As if on cue, there were footsteps in the hall. Ivy, his house manager, headed toward them with her long, dark hair pulled up in a ponytail. She was too busy sorting a stack of mail to notice them.

Thad jerked his head. “It was Ivy's father who was so hell-bent.”

Siddoh stepped back, stuffing his hands into his pockets. “Honestly? It could be nothing. It could be as simple as he doesn't want to have to retire in a hundred years, 'cuz hell, I'd like to think I'll still be in prime fighting shape when I'm that age, too. Realistically? Lee's a little cagey, and he can be wound pretty tight. They do some sort of a background check or something before induction, right? Maybe something he doesn't want found.”

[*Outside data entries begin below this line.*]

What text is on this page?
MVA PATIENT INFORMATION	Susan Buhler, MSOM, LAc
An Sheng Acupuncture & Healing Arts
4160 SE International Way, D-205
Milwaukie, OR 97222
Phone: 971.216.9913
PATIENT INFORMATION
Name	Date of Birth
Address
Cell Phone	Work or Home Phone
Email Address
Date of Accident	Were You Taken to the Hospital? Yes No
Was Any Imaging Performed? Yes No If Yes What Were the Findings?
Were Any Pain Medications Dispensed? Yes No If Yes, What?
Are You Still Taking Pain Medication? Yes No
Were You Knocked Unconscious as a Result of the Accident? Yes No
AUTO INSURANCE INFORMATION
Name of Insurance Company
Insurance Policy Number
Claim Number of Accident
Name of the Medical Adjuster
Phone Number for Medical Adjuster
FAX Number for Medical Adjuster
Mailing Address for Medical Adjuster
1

Thad took another sip of strawberry milk, and his stomach turned. “That's what I was wondering.”

“Dunno, man. This sort of thing is why I'm glad not to be in your shoes. Listen, you're in charge, though. You can smack this shit down, right? Or maybe compromise. Give a little on the human interaction stuff in exchange for the other thing.”

Thad had already given serious consideration to that option. His primary resistance to the human-vampire interaction bill had been that it would make the existence of half-human vampires illegal. It would have affected his own sister. Only now, it didn't affect her, did it? Still, it was a slippery slope. If they started regulating these things by law, where did it end?

“I'd better get Isabel her milk,” he said.

Siddoh nodded and took another step toward the door, stroking his chin. “Look. No love lost between me and Lee, you know that. But the way I figure it? He's always been a good fighter. He's always been loyal. Some things are better left buried.”